Are all outputs hallucinations? It's just some happen to be correct and some aren't. It doesn't know and can't tell unless it's specifically told (hence the guard rails).

But if I've gotta build so many hand rails (instructions) then is it really "AI"?

[–] SuspciousCarrot78@lemmy.world 1 points 5 days ago* (last edited 5 days ago) (1 children)

Point 1 - no. LLM outputs are not always hallucinations (generally speaking - some are worse than others) but where they might veer off into fantasy, I've reinforced with programming. Think of it like giving your 8yr old a calculator instead of expecting them to work out 7532x565 in their head. And a dictionary. And encyclopedia. And Cliff's notes. And watch. And compass. And a .... you get the idea.

The role of the footer is to show you which tool it used (its own internal priors, what you taught it, calculator etc) and what ratio the answer is based on those. Those are router assigned.
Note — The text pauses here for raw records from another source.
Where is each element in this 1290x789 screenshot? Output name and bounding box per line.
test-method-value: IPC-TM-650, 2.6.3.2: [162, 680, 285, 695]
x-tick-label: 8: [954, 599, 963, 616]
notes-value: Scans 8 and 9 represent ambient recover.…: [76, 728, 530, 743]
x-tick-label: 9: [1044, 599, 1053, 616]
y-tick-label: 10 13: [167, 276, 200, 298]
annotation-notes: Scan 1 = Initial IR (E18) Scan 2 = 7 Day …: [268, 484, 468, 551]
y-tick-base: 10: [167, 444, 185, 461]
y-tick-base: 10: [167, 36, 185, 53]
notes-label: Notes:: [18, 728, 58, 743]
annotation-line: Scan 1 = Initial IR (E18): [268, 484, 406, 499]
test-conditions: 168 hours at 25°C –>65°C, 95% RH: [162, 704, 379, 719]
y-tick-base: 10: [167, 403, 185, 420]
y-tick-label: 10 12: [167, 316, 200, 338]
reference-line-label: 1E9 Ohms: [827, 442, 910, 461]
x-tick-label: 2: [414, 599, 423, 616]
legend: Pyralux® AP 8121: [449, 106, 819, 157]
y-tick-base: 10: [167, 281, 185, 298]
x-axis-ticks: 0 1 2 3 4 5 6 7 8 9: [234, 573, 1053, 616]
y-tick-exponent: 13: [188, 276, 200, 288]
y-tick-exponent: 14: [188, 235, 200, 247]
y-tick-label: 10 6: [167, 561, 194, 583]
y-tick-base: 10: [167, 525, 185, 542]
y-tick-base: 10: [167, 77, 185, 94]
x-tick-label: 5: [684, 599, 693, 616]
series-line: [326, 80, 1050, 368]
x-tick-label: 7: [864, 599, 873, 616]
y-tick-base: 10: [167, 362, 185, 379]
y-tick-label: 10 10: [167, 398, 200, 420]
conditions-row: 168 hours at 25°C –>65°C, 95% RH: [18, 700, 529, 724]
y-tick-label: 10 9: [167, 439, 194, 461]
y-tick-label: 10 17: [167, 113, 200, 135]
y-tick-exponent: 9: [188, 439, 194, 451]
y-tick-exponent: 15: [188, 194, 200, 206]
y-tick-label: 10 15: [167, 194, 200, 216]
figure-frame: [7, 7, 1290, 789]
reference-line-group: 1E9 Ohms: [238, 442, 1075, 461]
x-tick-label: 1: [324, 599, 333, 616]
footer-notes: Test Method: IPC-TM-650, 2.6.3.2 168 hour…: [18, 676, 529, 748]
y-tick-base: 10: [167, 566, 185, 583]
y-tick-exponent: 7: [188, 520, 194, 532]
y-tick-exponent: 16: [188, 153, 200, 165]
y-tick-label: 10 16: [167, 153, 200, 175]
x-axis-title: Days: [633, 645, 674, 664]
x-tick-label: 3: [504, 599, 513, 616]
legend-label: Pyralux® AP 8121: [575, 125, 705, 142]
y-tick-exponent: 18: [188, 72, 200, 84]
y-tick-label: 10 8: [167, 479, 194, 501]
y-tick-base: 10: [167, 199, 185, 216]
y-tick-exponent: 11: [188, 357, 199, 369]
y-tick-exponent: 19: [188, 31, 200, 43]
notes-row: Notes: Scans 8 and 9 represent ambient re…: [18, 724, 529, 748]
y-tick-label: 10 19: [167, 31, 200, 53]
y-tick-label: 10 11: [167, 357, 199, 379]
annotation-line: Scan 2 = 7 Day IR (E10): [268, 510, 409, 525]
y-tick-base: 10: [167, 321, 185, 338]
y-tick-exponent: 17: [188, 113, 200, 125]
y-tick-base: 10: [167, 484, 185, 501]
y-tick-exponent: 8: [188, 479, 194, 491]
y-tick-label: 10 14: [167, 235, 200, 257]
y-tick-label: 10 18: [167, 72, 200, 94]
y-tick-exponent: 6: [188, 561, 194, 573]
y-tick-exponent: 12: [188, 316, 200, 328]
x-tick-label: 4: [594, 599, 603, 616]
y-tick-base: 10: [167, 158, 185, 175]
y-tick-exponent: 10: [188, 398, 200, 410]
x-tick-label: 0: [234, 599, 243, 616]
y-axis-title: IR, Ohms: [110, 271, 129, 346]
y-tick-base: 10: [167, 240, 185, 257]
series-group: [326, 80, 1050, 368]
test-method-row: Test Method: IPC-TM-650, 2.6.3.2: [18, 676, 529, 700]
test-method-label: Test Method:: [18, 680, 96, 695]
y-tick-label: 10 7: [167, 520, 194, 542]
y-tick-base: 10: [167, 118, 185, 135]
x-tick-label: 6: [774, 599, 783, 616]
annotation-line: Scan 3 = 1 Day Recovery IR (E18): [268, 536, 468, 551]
That's just one part of it though.

Point 2 is a mis-read. These aren't instructions or system prompts telling the model "don't make things up" - that works about as well as telling a fat kid not to eat cake.

Instead, what happens is the deterministic elements fire first. The model gets the answer, which the model then builds context on. It funnels it in the right direction and the llm tends to stay in that lane. That's not guardrails on AI, that's just not using AI where AI is the wrong tool. Whether that's "real AI" is a philosophy question - what I do know and can prove is that it leads to far fewer wrong answers.

EDIT: I got my threads mixed. Still same point but for context, see - https://lemmy.world/post/44805995

[–] how_we_burned@lemmy.zip 1 points 3 days ago

I refuse to call it AI

It's a LM..... Pure and simple. Anyway none of the LMs can come up with theory of relatively (if you gave them all of the known physics up to 1915).

Nor can they play paper scissors rock (they don't realise it's pointless).

As far as I can tell they're wrong more times then they're right and the only use I have for them is as a glorified search engine (and even then they're still fricking wrong.

They're only useful if you already know the answer because if you don't know the answer you don't know if they've given you the wrong answer.